Tuesday, June 17, 2008

The End of Cheap Oil as an Opportunity

Car/Bus/Bike (found at theartofwhere)
photo by Nathan Abels

I highly recommend this article by Claude Lewenz at WorldChanging, called "The End of Cheap Oil as an Opportunity". The author outlines how the American economy and habitat changed after the Great Depression and WWII - establishing a period of unprecedented economic growth based on the abundance of cheap fossil fuels.

In a letter quoted in the article, Stuart Udall writes, "As a freshman congressman in 1955, I regrettably voted with my unanimous colleagues for the Interstate Highway Program. All of us acted on the shortsighted assumption that cheap oil was superabundant and would always be available. This illusion began to unravel in the 1970s, and it haunts Americans today.

Oil lies at the epicenter of a critical energy crisis. Petroleum is a finite resource and is the most precious, versatile resource on the planet. Cheap oil played a crucial role in the development of American power and prosperity, and sustains the military machine that dominates the world today. Oil is now nearing a historic transition that will alter the civilization Americans have come to take for granted."

The article does not only specify the problem, but has an interesting proposal for building communities (referred to as "villages") that do not rely on the automobile. In fact, Lewenz expresses great positivity about the possibilities of the future, writing, "if cheap oil is a thing of the past, change will come. We can either suffer it, or realize it as a great opportunity."

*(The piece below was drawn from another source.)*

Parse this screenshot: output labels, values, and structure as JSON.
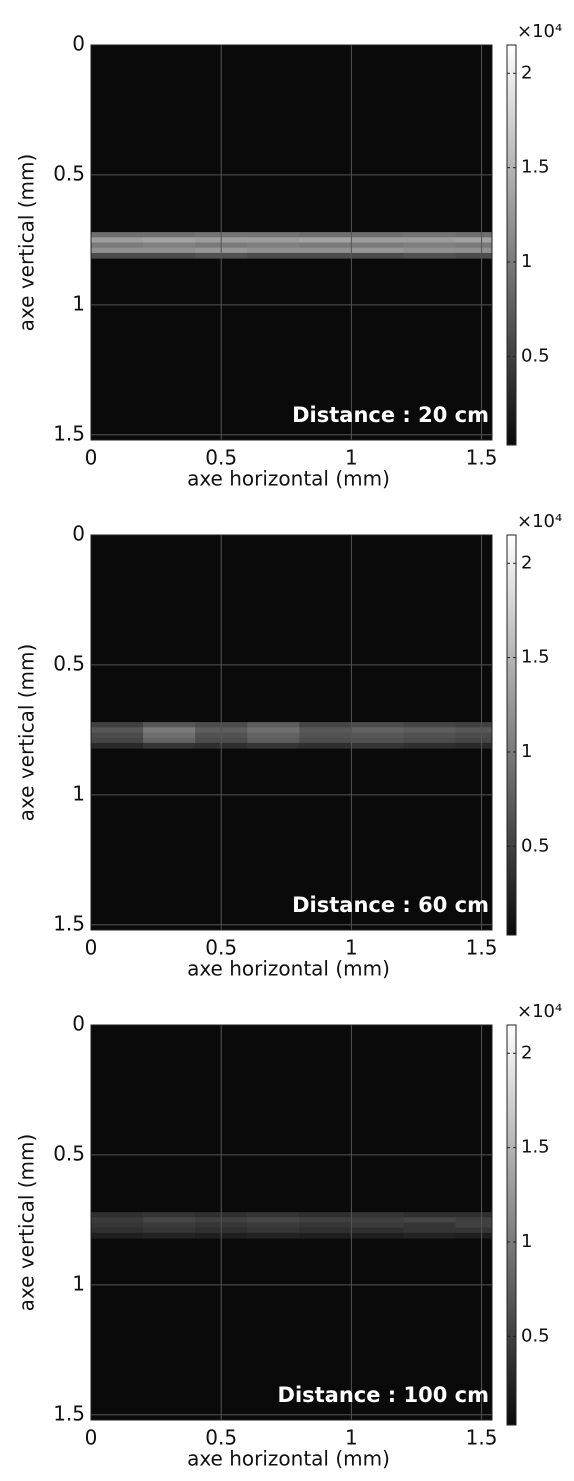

Similar to James Howard Kunstler, this article's writer, Claude Lewenz points out how problematic the suburban environment truly is in the long term; "In simple terms, it is time to stop building new developments that are based on the shortsighted assumption that cheap oil would be abundant and would always be available. It makes absolutely no sense to build another suburb, another shopping mall or another office or industrial park where people must drive distances to get there."

I could quote nearly the entire article, but you should read it yourself. If you are curious about Peak Oil, gas prices, and the suburban environment, this is a great place to start.